Fraude no transporte de madeira
Por último, foi aprovado na CMADS o PL 195/2021, que altera o Código Florestal e é de autoria de Lúcio Mosquini (MDB-RO). O projeto amplia a quantidade de madeira que pode ser extraída da Reserva Legal (RL) de pequenas propriedades rurais, de 15 m3 para 40m3 ao ano. Também dispensa a fiscalização do transporte dessa quantidade máxima de matéria-prima entre as propriedades de “parentes de primeiro grau”. Nesse caso, não seria exigido o Documento de Origem Florestal (DOF) e nem haveria qualquer registro do destino da madeira.

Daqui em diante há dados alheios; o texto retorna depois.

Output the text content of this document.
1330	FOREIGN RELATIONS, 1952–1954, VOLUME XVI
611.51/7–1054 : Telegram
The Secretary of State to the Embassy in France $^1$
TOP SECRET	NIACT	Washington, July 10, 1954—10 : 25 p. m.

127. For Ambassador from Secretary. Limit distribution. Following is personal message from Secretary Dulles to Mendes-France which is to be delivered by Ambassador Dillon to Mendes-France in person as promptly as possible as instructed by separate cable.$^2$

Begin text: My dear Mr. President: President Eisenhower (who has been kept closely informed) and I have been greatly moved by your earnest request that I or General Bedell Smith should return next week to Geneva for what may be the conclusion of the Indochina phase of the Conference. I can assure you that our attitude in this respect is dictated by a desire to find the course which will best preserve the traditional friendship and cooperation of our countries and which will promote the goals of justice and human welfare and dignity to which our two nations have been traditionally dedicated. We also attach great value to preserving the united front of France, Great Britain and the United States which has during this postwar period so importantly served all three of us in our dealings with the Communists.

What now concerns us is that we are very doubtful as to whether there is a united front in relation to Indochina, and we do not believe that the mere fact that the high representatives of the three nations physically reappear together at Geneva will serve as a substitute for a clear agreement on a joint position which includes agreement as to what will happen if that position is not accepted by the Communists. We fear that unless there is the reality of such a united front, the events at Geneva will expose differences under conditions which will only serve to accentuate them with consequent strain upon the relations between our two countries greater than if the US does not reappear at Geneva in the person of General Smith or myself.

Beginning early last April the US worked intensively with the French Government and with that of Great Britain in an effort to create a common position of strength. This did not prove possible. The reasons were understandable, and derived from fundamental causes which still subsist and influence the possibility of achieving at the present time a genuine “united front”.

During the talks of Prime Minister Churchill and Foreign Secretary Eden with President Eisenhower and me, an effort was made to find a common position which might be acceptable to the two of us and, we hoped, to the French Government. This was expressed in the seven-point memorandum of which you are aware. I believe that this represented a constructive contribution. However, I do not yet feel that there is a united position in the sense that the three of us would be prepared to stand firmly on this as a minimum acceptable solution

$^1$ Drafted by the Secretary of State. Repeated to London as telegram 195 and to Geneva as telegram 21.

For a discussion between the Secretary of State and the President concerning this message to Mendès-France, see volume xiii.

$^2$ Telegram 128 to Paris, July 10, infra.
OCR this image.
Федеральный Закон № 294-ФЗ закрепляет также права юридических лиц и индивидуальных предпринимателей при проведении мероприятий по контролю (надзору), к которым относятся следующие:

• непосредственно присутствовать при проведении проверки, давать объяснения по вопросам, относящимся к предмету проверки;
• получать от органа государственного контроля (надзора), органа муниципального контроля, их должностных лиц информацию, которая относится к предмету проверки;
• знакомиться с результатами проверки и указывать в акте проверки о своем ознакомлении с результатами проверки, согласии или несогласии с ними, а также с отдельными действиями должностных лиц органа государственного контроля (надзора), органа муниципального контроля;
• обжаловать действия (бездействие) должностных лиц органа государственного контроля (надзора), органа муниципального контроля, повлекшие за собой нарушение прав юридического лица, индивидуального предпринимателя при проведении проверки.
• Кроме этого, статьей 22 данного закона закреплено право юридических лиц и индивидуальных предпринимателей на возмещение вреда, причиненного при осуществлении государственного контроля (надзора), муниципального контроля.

Para ambientalistas e oposição, a proposta abre brecha para a fraude, permitindo “esquentar” matéria-prima extraída e transportada ilegalmente. Eles queriam que o relator, Evair de Melo (PP-ES), incluísse no texto a obrigatoriedade do envio de uma declaração aos órgãos ambientais com os dados sobre a extração e transporte da madeira.
Os ruralistas contra-argumentaram que vários produtores rurais não têm acesso à internet. Afinal, Melo previu apenas que o transportador da madeira tenha consigo uma declaração de papel, com informações básicas, como nome, endereço e CPF do responsável.
“Ao permitir o transporte [de madeira] para outra propriedade, com esse acréscimo de volume, há uma preocupação que isso seja utilizado para o comércio ilegal de madeira”, reforçou o deputado Alessandro Molon (PSB-RJ). Ele explicou que um documento de papel, escrito e assinado por qualquer pessoa, pode ser facilmente fraudado. “Uma pessoa de boa-fé vai fazer a declaração e irá respeitar os 40m3 anuais. Quem quiser se utilizar disso [irregularmente] pode sair todo dia com os 40m3 e só trocar a data da declaração”, salientou.